On the Hamit blog "The Fight for Copyright," Francis has kicked off the new year with a tidbit he calls "so blatant and bizarre you will either laugh or cry." Read it for yourself at

Hamit's tale of woe involves a piece he wrote last year for the Columbia Journalism Review about the fledgling idea of instituting into law a copyright small claims court. I don't think this has much chance of getting enacted, but the idea is, without a doubt, intriguing.

Francis notes that his CJR article, headlined "Stop Thief!", is now -- ironically and illegally -- available, without the copyright holder's (his) permission, on LookSmart, via ProQuest.
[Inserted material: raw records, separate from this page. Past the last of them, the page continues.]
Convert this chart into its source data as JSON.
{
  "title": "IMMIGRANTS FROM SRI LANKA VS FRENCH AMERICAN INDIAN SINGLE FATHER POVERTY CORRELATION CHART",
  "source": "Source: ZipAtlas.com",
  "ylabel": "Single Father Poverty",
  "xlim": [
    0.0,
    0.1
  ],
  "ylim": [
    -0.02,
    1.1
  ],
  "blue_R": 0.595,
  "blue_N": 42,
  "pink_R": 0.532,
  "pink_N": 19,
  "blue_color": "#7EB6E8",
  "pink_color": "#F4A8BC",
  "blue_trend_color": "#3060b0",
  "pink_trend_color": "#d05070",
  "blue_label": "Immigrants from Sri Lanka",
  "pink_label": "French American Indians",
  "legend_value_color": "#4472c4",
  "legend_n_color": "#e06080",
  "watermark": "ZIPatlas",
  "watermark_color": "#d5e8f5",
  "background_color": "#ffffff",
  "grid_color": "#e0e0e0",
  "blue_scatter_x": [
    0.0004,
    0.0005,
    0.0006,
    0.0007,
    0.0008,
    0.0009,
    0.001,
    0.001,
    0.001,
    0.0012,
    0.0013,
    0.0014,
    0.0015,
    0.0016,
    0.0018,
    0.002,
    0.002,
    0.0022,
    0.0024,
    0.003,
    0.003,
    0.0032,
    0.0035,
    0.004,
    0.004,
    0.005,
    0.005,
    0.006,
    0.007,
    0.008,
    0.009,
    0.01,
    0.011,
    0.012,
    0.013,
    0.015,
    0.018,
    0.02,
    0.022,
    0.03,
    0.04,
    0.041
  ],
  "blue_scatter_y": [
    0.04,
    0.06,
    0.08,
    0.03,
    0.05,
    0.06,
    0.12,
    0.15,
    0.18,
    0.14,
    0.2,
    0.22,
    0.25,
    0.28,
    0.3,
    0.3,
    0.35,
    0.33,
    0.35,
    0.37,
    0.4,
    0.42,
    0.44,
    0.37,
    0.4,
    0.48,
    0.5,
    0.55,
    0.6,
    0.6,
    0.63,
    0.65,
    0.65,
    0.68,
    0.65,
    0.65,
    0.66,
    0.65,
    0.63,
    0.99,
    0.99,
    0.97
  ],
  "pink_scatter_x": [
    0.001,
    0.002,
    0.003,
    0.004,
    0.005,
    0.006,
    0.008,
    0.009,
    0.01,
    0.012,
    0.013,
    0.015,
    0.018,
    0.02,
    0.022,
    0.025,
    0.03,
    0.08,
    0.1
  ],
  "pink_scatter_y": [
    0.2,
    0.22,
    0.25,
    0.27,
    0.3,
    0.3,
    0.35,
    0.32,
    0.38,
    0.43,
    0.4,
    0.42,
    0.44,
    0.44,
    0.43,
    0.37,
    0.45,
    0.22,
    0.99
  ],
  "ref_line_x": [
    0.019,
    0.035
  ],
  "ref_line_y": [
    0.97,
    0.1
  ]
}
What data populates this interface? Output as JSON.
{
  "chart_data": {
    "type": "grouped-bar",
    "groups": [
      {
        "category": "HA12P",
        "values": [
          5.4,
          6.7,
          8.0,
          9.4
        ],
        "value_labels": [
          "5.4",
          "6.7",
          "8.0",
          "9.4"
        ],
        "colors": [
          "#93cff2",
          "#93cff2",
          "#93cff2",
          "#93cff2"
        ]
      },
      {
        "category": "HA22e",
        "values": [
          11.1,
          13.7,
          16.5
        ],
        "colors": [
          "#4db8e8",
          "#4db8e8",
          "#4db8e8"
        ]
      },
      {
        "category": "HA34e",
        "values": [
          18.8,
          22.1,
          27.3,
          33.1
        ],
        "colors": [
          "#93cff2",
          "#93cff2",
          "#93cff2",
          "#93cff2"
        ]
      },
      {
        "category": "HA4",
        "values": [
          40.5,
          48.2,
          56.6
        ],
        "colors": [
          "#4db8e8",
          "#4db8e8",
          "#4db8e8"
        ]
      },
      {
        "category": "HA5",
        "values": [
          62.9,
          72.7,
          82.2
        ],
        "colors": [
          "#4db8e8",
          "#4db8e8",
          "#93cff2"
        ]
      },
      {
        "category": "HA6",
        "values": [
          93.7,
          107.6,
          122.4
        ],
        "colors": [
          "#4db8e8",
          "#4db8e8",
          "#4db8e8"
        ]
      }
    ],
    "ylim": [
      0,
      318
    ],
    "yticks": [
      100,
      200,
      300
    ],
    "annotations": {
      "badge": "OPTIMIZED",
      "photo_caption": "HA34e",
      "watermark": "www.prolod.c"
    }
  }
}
Yes ... and so are many thousands of other articles first published in 2006, no matter what their contracts stated. The explanation is not baffling: understanding the implications of relicensing freelance authors' works has never been, and continues not to be, a priority for the brain surgeons of the publishing industry, whose conveniently profiteering incompetence is enabled by the rocket scientists at the writers' organizations, and their named plaintiff pets, who are trying to stick all of us with the regime of the UnSettlement.
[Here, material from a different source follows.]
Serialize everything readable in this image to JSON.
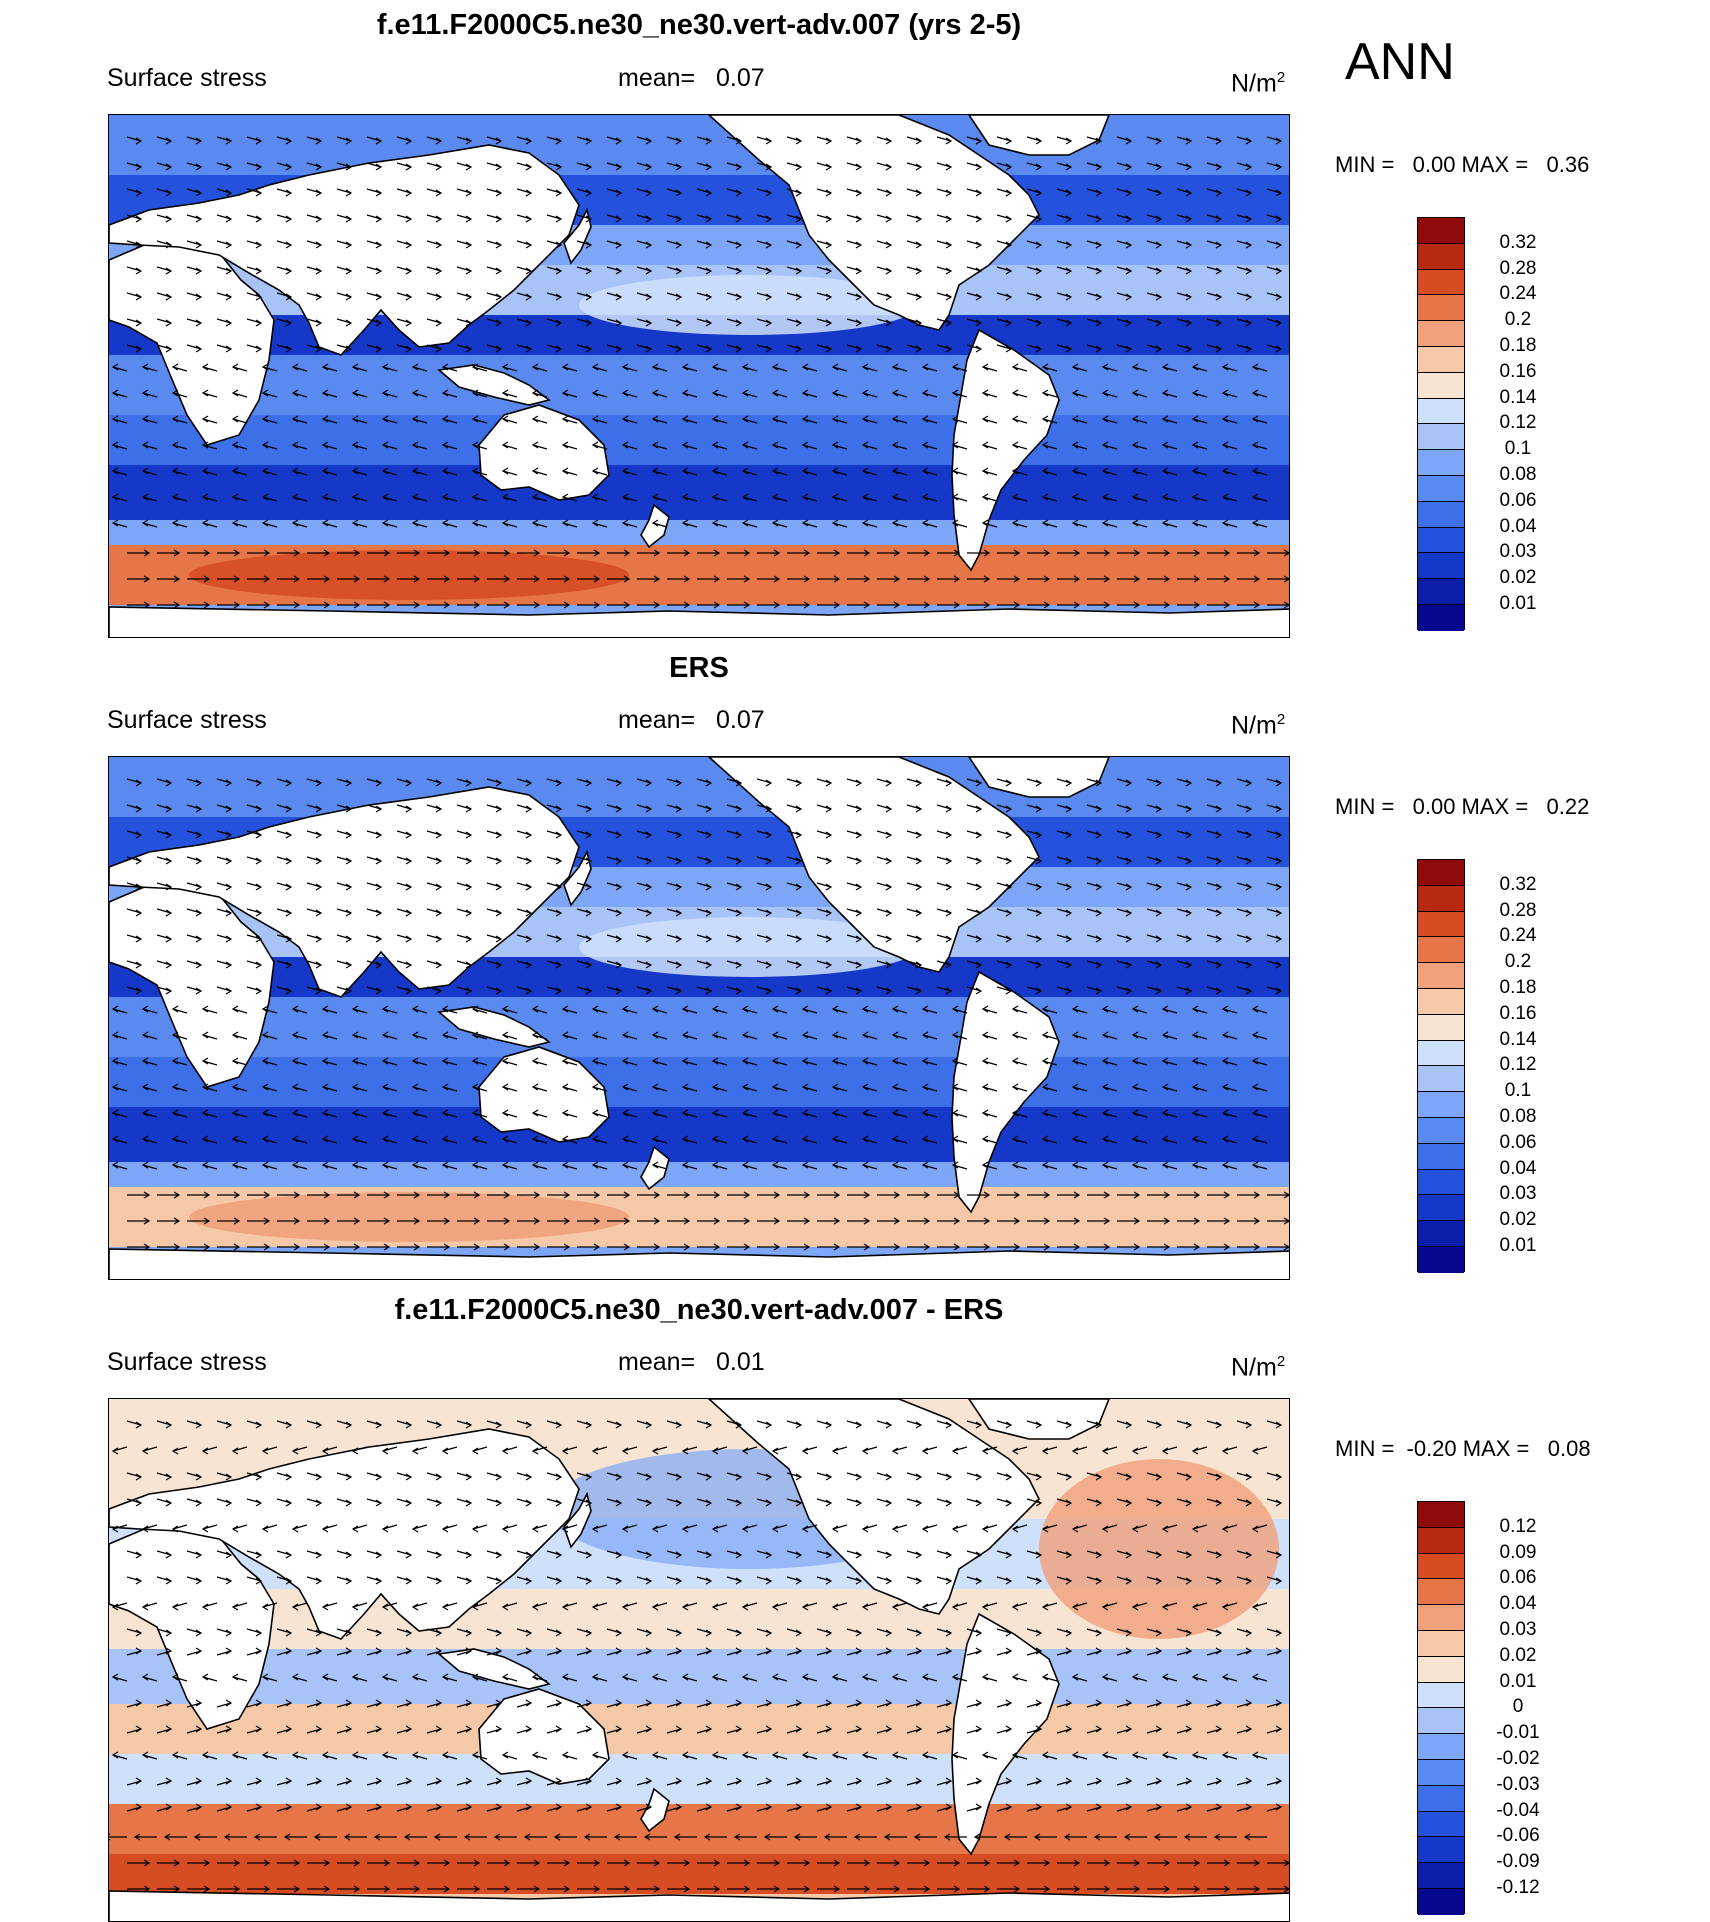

I'm not going to exacerbate your New Year's Day hangovers with a migraine-inducing regurgitation of what the world needs now, besides love-sweet-love: a kinder and gentler ASCAP-style system that includes a compulsory license and a crude but broadly accurate way to track reuse and channel a fair share of new revenues to creators.

I'll just remind you that our appeal of the UnSettlement approval proceeds, with oral argument before the Second Circuit possibly happening in late March. We'll keep you posted.